Ghost Lights by Lydia Millet | Book review

Ghost Lights by Lydia Millet
Blame the zeitgeist, I suppose. In the same year that a former IRS attorney has spent most of her batty Republican nomination bid railing against taxes, we get two novels from literary heavyweights that use the most reviled of government agencies as ballast for their stories: first David Foster Wallace’s The Pale King and now Lydia Millet’s Ghost Lights. But whereas The Pale King uses a Peoria tax office as a diorama, Millet’s protagonist, Hal, wants nothing more than to escape the confines of his.
Picking up in the vicinity of where her last novel, How the Dead Dream, left off, Ghost Lights finds new protagonist Hal flying to Belize to find the previous novel’s main man T., who disappeared there months before.
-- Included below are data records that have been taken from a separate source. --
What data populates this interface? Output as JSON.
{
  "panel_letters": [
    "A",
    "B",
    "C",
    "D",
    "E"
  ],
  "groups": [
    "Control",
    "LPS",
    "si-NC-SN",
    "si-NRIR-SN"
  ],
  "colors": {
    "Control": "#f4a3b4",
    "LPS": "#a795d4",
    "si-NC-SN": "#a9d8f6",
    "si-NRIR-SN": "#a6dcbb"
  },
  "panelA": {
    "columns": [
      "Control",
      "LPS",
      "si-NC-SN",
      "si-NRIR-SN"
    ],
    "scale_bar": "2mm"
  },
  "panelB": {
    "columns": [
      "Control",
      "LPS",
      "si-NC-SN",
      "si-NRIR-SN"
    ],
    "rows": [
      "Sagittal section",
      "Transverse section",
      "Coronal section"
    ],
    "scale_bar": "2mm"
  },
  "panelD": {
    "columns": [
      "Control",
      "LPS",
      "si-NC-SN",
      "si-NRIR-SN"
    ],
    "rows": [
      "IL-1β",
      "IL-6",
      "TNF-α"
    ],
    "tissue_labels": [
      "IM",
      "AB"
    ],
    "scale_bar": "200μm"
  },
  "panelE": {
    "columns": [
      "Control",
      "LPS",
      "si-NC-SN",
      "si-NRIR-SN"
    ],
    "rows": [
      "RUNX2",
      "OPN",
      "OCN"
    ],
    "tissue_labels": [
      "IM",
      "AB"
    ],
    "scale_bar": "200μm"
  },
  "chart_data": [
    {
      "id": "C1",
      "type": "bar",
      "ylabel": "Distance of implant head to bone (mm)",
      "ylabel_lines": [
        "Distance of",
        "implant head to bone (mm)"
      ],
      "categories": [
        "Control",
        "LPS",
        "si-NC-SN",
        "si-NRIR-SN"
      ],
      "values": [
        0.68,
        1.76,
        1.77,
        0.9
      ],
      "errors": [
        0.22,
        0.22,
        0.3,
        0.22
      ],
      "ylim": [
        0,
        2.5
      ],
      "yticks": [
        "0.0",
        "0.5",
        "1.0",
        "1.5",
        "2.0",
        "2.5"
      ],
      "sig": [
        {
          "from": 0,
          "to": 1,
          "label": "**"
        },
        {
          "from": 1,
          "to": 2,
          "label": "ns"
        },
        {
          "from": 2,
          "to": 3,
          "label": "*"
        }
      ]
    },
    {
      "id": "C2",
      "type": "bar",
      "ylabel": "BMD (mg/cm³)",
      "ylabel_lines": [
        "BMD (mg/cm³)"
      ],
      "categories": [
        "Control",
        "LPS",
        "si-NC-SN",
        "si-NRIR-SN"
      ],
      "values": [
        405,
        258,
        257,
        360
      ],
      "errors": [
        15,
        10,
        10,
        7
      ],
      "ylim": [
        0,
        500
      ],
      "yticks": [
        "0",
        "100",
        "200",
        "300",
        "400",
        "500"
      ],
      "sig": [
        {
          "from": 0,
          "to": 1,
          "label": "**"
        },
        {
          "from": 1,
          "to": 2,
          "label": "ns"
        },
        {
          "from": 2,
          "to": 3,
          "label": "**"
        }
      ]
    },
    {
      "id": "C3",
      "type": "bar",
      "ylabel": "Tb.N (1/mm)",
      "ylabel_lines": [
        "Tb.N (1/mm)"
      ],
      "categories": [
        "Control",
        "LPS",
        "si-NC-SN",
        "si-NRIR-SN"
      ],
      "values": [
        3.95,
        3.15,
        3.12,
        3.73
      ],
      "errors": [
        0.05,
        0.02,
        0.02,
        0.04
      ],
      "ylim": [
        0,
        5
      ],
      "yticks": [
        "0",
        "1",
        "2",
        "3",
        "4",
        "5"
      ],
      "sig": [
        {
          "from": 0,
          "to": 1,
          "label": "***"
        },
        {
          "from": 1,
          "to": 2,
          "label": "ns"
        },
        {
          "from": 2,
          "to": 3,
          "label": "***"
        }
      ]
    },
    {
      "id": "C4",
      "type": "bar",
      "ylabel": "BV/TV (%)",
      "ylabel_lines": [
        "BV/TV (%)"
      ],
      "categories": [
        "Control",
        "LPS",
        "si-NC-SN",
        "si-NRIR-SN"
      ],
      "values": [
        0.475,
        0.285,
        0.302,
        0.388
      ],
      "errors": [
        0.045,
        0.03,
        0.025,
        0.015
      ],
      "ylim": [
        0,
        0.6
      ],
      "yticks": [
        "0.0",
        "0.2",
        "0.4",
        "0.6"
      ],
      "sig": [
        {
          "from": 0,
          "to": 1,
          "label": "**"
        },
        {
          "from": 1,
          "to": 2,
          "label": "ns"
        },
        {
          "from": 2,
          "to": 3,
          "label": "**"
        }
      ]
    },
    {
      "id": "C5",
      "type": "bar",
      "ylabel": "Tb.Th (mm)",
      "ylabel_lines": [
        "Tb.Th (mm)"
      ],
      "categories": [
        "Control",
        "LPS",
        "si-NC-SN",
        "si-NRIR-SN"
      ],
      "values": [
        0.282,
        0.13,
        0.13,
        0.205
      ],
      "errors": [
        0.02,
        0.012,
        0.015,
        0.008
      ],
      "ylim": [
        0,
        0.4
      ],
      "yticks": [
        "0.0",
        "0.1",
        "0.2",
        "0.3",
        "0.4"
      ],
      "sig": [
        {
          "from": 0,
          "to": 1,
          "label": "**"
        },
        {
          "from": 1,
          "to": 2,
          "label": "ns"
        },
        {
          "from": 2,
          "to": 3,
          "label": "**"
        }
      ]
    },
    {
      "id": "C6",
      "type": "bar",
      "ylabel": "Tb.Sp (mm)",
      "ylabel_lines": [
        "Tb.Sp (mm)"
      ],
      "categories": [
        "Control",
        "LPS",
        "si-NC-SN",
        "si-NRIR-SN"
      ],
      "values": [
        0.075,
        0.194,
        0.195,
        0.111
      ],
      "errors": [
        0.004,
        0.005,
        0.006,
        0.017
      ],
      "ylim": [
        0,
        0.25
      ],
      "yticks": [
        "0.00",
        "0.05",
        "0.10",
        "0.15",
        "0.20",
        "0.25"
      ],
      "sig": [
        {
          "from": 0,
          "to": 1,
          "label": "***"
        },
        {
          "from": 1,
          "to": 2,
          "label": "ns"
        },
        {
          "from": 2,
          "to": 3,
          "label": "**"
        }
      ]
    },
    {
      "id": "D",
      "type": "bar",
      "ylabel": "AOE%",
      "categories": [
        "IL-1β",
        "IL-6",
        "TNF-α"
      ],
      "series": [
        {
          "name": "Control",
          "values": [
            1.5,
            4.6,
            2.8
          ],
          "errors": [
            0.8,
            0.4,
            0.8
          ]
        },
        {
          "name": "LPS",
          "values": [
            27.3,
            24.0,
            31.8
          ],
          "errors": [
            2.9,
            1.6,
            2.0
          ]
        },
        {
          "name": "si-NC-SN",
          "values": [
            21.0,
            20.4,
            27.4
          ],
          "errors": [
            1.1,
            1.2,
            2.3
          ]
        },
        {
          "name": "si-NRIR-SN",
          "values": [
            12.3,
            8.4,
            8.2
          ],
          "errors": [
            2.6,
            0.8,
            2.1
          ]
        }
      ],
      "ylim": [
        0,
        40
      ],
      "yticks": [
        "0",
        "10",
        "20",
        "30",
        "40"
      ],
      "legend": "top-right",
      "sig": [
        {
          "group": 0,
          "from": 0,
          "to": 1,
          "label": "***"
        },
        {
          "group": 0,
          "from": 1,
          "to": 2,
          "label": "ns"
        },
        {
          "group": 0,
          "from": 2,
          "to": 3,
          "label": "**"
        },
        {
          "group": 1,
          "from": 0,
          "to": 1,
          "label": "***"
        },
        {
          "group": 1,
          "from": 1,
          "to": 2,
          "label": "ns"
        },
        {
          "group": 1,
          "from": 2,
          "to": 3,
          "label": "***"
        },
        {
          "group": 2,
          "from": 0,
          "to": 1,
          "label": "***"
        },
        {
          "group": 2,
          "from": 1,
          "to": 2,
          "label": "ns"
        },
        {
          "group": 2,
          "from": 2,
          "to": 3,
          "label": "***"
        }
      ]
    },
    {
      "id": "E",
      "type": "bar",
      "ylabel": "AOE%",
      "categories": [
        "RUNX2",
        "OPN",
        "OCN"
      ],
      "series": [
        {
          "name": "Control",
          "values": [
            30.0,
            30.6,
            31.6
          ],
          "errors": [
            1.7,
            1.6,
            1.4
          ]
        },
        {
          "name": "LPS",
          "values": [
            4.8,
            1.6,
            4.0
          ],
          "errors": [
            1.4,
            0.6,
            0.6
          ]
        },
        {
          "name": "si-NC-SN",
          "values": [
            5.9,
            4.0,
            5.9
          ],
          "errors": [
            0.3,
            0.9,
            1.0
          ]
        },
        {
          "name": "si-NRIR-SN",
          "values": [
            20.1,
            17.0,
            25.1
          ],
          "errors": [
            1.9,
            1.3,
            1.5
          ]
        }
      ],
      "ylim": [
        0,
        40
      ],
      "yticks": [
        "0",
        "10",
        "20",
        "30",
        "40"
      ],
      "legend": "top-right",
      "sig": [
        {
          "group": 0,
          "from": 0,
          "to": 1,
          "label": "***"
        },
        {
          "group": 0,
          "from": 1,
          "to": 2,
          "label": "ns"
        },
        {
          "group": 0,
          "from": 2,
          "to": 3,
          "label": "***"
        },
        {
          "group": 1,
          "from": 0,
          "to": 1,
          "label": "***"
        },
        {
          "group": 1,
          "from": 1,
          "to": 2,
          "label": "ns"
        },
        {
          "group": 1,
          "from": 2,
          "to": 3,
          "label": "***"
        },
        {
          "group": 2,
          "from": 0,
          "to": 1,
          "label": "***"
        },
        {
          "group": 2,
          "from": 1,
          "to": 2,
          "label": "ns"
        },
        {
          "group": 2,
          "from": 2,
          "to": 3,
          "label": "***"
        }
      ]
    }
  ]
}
Hal’s wife is T.’s executive assistant, and when she contemplates hiring a private investigator to root out her boss, Hal volunteers, claiming his experience at the IRS qualifies him to track a person down. The truth is Hal suspects his wife of cheating on him, and his decision to embark on a hero’s quest is as much fueled by booze and insecurity as it is by any sense of righteousness.
As was the case in How the Dead Dream, the book is largely built as a catapult propelling its protagonist and the reader into new territory, but where How the Dead Dream got lost with T. in the wilderness, Ghost Lights finds more to explore in Hal’s mildness. A much more contemplative novel—where T. is led by action and bravado, Hal prefers to ruminate and be led—Ghost Lights puts together a clearer vision of the previous book’s themes of the way identity is tied up with social purpose.